Node.js v17's HTTP client uses an algorithm to resolve IP address of the requested host that first tries to resolve IPv6 and if it fails then tries IPv4. (more about IP versions) The problem arises when certain routers have a misconfigured IPv6 setting - ideally they need to be configured with the Internet Service Provider's settings to resolve IPv6. When this happens, Node.js waits to resolve IPv6, which eventually fails if you have default timeouts for your client. If you increase them significantly, the request succeeds because Node.js then tries using IPv4 after IPv6 resolution times out.

My old router had a misconfigured IPv6 setting and as soon as I switched to the second router, Node.js could resolve the IPv6 and the request succeeded. The reason it worked in the browser is quite clear - it uses a different network stack, probably implemented in C++.

HTTP clients implement a logic known as Happy Eyeballs, which tries to resolve IPv6 and IPv4 together instead of doing it sequentially. It accepts whatever is resolved first, hence ensuring no timeouts as before. Several HTTP clients like Go's HTTP module, curl implement this.
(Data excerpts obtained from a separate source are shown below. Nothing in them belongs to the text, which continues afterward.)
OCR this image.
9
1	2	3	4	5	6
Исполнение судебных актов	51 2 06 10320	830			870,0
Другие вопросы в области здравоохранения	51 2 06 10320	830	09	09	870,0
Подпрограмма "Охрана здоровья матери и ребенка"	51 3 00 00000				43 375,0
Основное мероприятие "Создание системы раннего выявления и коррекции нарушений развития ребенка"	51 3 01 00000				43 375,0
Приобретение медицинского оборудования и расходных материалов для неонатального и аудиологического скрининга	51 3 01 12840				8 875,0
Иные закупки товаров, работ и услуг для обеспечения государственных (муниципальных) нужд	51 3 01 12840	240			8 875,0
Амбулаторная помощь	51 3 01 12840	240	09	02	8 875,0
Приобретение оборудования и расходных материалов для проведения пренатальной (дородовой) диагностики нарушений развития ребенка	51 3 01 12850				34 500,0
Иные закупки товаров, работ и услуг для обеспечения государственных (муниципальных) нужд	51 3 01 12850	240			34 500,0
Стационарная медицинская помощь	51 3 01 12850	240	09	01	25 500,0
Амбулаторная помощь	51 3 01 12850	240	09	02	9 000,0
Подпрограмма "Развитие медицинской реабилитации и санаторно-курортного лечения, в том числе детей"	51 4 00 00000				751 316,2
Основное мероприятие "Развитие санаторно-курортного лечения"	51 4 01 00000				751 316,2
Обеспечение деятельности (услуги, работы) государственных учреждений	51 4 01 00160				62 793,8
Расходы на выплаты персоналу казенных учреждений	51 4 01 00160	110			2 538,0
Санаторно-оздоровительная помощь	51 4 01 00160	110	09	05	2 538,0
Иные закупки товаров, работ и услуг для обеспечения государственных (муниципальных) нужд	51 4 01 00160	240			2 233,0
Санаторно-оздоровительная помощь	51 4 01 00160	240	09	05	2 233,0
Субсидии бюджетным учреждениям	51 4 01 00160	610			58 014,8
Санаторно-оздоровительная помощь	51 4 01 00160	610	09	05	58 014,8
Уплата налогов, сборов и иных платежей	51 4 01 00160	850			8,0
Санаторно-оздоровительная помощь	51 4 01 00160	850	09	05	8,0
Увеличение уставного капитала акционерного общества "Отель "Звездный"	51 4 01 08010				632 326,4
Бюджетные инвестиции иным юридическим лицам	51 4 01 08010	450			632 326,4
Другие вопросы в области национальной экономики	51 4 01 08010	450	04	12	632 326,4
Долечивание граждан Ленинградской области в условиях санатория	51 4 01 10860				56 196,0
Unfortunately Node.js does not yet. As a solution, Node.js implements a weak version of this algorithm - if the option autoSelectFamily: true is sent to socket.connect(), it tries all the IPv4 and IPv6 addresses in sequence and selects the first successful connection. It waits for autoSelectFamilyAttemptTimeout number of milliseconds before trying the next address.

There is an open issue to implement the Happy Eyeballs algorithm in parallel which is still in discussion. That's all folks about my accidental encounter with a Node.js peculiarity!